At the same time, the fact that the testator executed a sale-deed by putting thumb impression without recording any explanation as to why he did not put his signature itself raises strong ground to believe the ease of the appellant that the testator could not write even his name. Although the P.W.3 asserted that the testator used to write him letters he expressed his inability to produce those letters on the plea that he found no reason to retain those letters. (15) On taking into consideration the aforesaid facts and the further fact that the Will was not registered although executed in the premises of the Registration Office itself raises a strong ground to accept the contention of the appellant that the Will was subsequently manufactured. (16) We find that the learned Trial Judge did not take into consideration those aspects of the case. We are of the opinion that the executors failed to dispel the suspicious circumstances in the matter of the execution of the Will in question.
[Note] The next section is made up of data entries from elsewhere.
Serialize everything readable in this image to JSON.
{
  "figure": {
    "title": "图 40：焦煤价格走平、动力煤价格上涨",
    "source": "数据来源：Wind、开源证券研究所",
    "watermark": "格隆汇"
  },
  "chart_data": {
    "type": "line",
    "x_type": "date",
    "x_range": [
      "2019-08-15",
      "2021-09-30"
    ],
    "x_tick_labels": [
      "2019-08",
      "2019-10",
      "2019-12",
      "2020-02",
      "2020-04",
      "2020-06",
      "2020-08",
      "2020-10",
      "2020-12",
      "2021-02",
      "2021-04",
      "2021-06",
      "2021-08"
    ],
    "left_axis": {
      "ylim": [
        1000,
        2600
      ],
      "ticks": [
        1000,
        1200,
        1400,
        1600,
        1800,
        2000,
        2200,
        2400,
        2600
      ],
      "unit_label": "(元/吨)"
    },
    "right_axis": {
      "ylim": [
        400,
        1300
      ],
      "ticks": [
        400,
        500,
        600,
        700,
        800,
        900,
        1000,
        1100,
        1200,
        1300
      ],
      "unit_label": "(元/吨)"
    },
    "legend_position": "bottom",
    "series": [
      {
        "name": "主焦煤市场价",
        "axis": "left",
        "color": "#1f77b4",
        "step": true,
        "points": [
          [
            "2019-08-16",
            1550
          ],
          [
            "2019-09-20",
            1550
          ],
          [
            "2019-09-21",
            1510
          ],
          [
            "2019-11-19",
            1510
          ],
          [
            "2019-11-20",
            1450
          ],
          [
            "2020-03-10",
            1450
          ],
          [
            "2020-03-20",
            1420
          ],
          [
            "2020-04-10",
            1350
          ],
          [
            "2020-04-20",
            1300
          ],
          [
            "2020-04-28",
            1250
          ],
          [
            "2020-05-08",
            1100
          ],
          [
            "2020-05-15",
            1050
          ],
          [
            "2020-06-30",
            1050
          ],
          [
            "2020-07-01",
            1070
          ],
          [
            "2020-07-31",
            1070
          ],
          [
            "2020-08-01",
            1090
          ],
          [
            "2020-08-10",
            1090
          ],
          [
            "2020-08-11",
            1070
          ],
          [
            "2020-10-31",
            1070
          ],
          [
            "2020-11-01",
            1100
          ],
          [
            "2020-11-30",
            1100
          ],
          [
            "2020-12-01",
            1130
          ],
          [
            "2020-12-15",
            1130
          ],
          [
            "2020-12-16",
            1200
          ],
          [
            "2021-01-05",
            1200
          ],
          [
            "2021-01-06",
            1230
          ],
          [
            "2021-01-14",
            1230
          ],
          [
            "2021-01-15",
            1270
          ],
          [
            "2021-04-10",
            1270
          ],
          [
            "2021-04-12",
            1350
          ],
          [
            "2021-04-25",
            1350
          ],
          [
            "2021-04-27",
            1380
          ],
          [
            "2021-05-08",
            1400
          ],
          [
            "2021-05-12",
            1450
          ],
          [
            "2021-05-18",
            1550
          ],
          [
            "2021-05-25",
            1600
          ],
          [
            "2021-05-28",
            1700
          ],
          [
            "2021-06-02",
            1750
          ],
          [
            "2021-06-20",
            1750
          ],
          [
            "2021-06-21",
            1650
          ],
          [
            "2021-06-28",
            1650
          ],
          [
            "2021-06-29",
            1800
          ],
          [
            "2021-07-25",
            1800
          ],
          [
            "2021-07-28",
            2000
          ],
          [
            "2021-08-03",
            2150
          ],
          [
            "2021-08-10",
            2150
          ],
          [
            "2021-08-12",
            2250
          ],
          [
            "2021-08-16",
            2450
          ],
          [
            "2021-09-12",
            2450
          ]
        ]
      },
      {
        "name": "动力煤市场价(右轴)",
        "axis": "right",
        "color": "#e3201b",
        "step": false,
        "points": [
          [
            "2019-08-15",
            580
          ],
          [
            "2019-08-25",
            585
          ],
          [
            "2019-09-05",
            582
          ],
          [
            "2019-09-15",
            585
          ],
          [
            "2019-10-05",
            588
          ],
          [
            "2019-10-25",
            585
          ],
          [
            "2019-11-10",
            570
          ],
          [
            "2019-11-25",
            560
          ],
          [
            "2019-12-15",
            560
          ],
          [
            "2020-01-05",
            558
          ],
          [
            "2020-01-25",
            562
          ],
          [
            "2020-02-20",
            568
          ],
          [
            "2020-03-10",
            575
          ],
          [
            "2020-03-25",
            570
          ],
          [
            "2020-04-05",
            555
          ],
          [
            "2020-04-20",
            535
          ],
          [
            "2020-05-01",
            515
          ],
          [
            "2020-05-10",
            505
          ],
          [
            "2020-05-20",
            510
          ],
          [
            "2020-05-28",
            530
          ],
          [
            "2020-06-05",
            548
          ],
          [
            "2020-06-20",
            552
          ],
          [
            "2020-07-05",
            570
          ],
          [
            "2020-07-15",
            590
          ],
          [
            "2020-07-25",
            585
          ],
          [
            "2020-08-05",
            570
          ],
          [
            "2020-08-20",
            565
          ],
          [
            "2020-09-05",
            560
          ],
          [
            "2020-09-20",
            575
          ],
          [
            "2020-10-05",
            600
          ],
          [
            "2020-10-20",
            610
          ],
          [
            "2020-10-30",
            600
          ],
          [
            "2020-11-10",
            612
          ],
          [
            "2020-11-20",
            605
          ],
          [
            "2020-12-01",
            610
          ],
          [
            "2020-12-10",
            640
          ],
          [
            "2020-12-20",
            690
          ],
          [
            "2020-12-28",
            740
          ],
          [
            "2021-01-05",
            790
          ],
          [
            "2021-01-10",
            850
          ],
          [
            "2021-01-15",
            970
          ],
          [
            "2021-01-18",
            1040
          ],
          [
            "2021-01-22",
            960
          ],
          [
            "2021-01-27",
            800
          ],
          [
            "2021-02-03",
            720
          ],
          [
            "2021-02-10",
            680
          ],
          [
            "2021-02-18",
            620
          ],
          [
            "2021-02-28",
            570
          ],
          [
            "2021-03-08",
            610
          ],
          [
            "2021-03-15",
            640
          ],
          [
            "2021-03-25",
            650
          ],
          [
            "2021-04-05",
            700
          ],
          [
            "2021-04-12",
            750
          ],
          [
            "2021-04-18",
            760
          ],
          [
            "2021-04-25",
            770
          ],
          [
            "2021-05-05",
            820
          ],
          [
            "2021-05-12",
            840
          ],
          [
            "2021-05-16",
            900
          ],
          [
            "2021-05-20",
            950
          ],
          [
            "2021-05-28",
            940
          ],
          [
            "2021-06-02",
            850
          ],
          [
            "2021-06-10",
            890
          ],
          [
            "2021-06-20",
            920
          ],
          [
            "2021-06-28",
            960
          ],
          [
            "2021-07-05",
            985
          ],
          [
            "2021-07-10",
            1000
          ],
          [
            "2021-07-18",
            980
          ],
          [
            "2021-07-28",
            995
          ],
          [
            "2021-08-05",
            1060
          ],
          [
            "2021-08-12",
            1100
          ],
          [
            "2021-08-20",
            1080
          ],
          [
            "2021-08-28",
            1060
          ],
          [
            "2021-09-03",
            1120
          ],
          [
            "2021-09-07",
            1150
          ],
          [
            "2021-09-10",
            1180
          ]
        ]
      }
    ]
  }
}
No satisfactory evidence has been produced to show that the members of the club, the beneficiaries under the Will, ever looked after the testator or bore the cost of any medical treatment of the testator. Not a single prescription or the receipt showing purchase of medicine has been exhibited to justify the statement made in the Will. (17) We, therefore, set aside the probate granted by the Trial Court and hold that the executors failed to prove due execution and attestation of the Will in question. The appeal is thus allowed. (18) In the facts and circumstances, there will be, however, no orders as to costs.